Good morning all,
I\'m searching for a very fast binary serialization technique for c++. I only need to serialize data contained in objects (no pointers etc.). I\'d like
The C++ Middleware Writer is an online alternative to serialization libraries. In some cases it is faster than the serialization library in Boost.
Both your C and your C++ code will probably be dominated (in time) by file I/O. I would recommend using memory mapped files when writing your data and leave the I/O buffering to the operating system. Boost.Interprocess could be an alternative.

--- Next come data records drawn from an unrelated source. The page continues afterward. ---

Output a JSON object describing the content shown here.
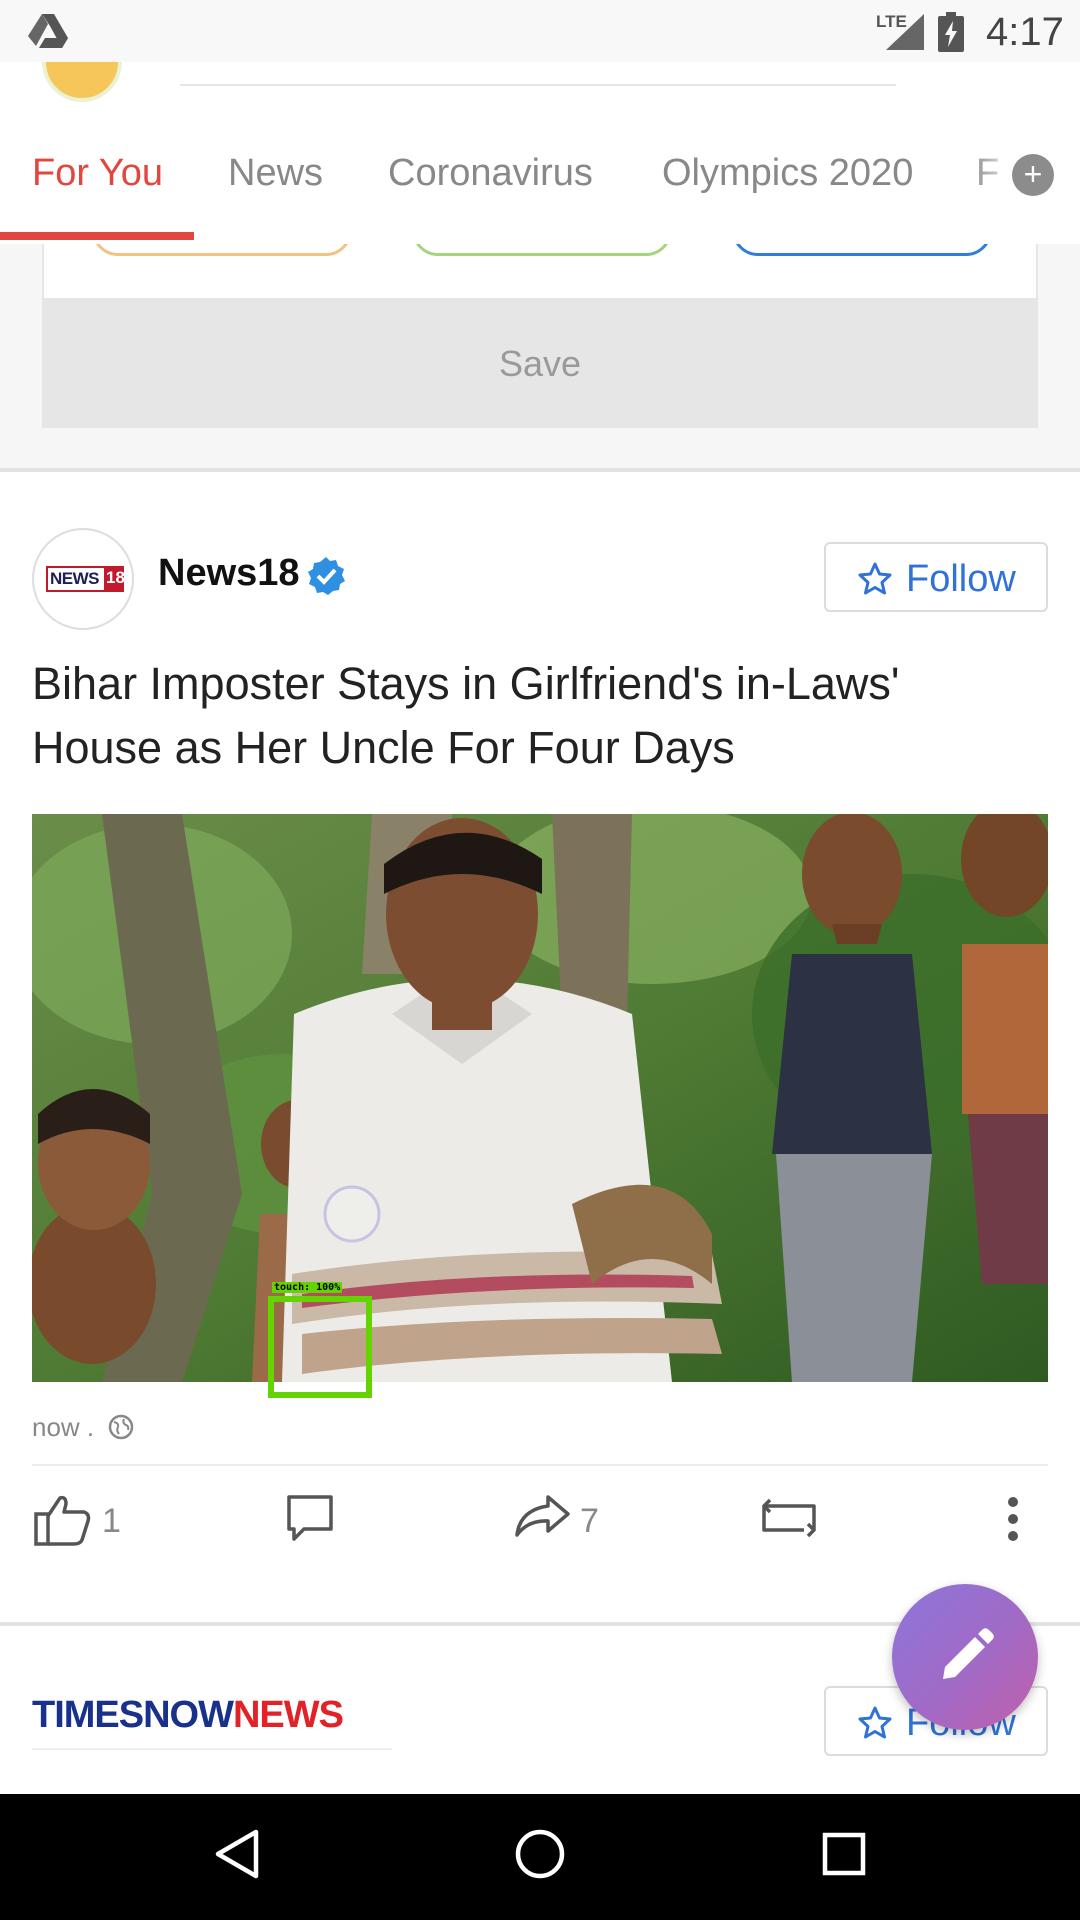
{
  "status_bar": {
    "network_label": "LTE",
    "time": "4:17"
  },
  "tabs": [
    {
      "label": "For You",
      "active": true
    },
    {
      "label": "News",
      "active": false
    },
    {
      "label": "Coronavirus",
      "active": false
    },
    {
      "label": "Olympics 2020",
      "active": false
    },
    {
      "label": "F",
      "active": false
    }
  ],
  "interests_card": {
    "save_label": "Save",
    "pill_colors": [
      "#f3c283",
      "#a6d57f",
      "#2f7fd8"
    ]
  },
  "post": {
    "source_name": "News18",
    "source_logo_text": "NEWS",
    "source_logo_number": "18",
    "follow_label": "Follow",
    "headline": "Bihar Imposter Stays in Girlfriend's in-Laws' House as Her Uncle For Four Days",
    "touch_label": "touch: 100%",
    "time": "now",
    "separator": " .",
    "likes": "1",
    "shares": "7"
  },
  "next_post": {
    "logo_part1": "TIMESNOW",
    "logo_part2": "NEWS",
    "follow_label": "Follow"
  },
  "colors": {
    "accent": "#e2473f",
    "follow_blue": "#2f72d8",
    "touch_box": "#63d400"
  }
}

Because I/O is most likely to be the bottleneck a compact format may help. Out of curiosity I tried the following Colfer scheme compiled as colf -s 16 C
.
package data
type item struct {
off uint64
size uint32
}
... with a comparable C test:
clock_t start = clock();
data_item data;
void* buf = malloc(colfer_size_max);
FILE* fd = fopen( "test.colfer.dat", "wb" );
for ( long i = 0; i < tests; i++ )
{
data.off = i;
data.size = i & 0xFFFF;
size_t n = data_item_marshal( &data, buf );
fwrite( buf, n, 1, fd );
}
fclose( fd );
clock_t stop = clock();
The results are quite disappointing on SSD despite the fact that the serial size is 40% smaller in comparison to the raw struct dumps.
colfer took 0.520 seconds
plain took 0.320 seconds
Since the generated code is pretty fast it seems unlikely you'll win anything with serialization libraries.

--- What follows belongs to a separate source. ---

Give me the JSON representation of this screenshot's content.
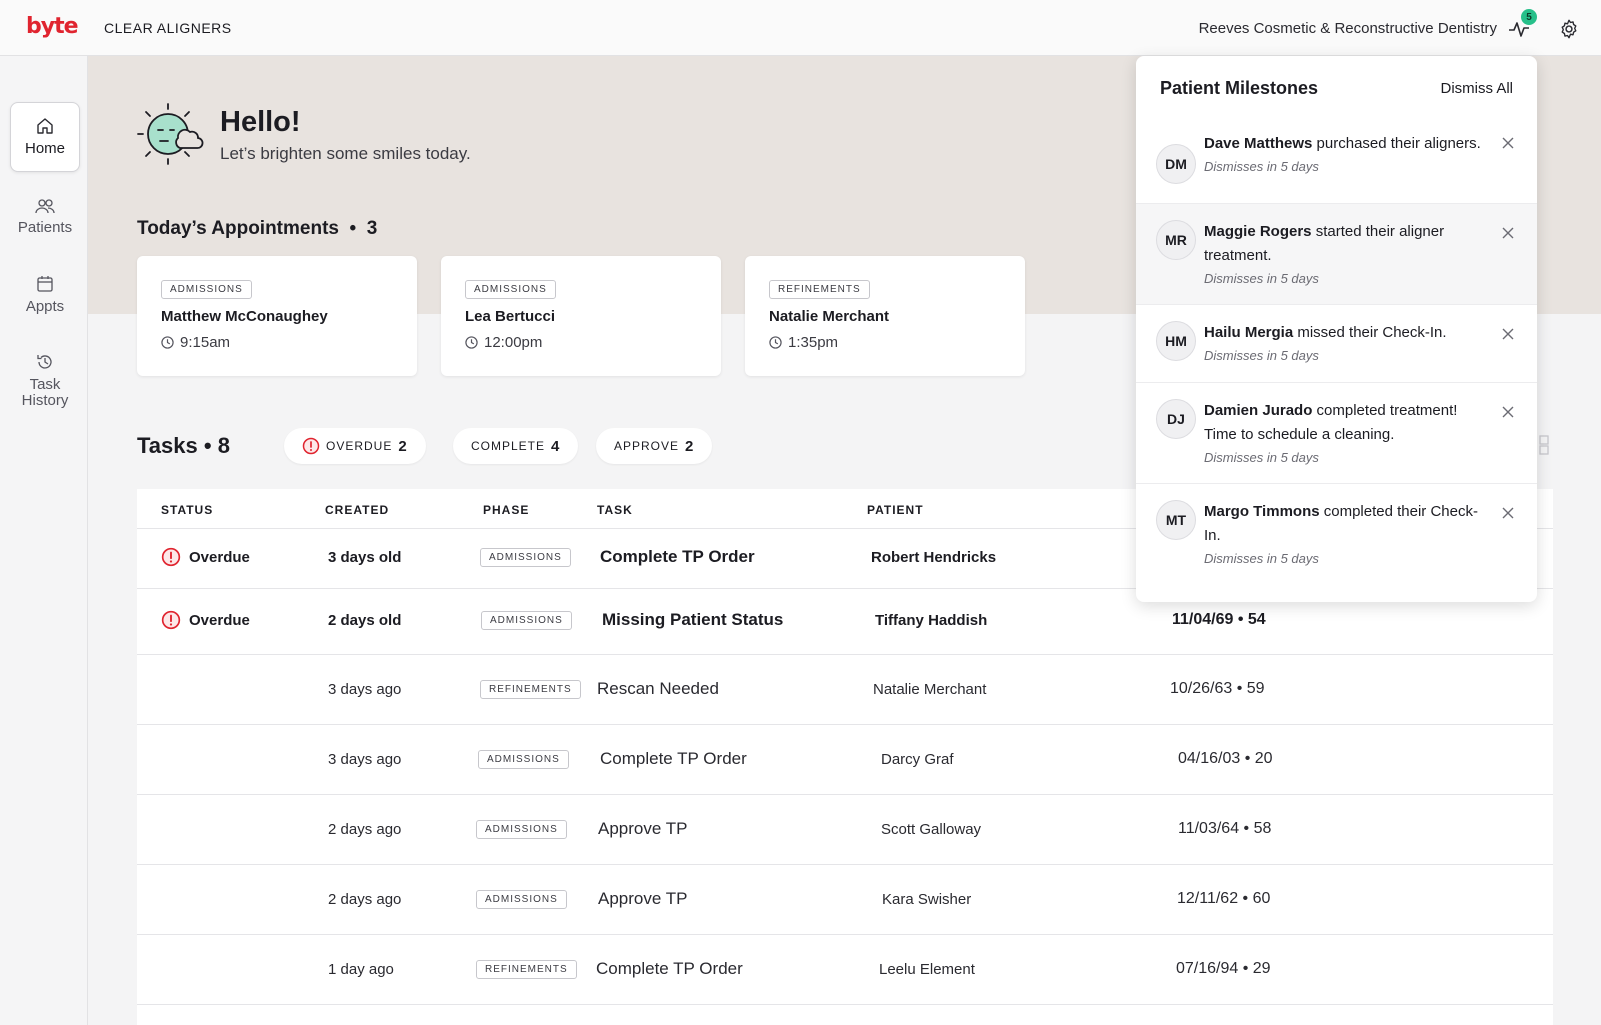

google flatbuffers, similar to protocol buffer but a way faster
https://google.github.io/flatbuffers/
https://google.github.io/flatbuffers/md__benchmarks.html
Is there any way you can take advantage of things that stay the same?
I mean, you are just trying to run through "test.c.dat" as fast as you possibly can, right? Can you take advantage of the fact that the file does not change between your serialization attempts? If you are trying to serialize the same file, over and over again, you can optimize based on this. I can make the first serialization attempt take the same amount of time as yours, plus a tiny bit extra for another check, and then if you try and run the serialization again on the same input, I can make my second run go much faster than the first time.
I understand that this may just be a carefully crafted example, but you seem to be focused on making the language accomplish your task as quickly as possible, instead of asking the question of "do I need to accomplish this again?" What is the context of this approach?
I hope this is helpful.
-Brian J. Stinar-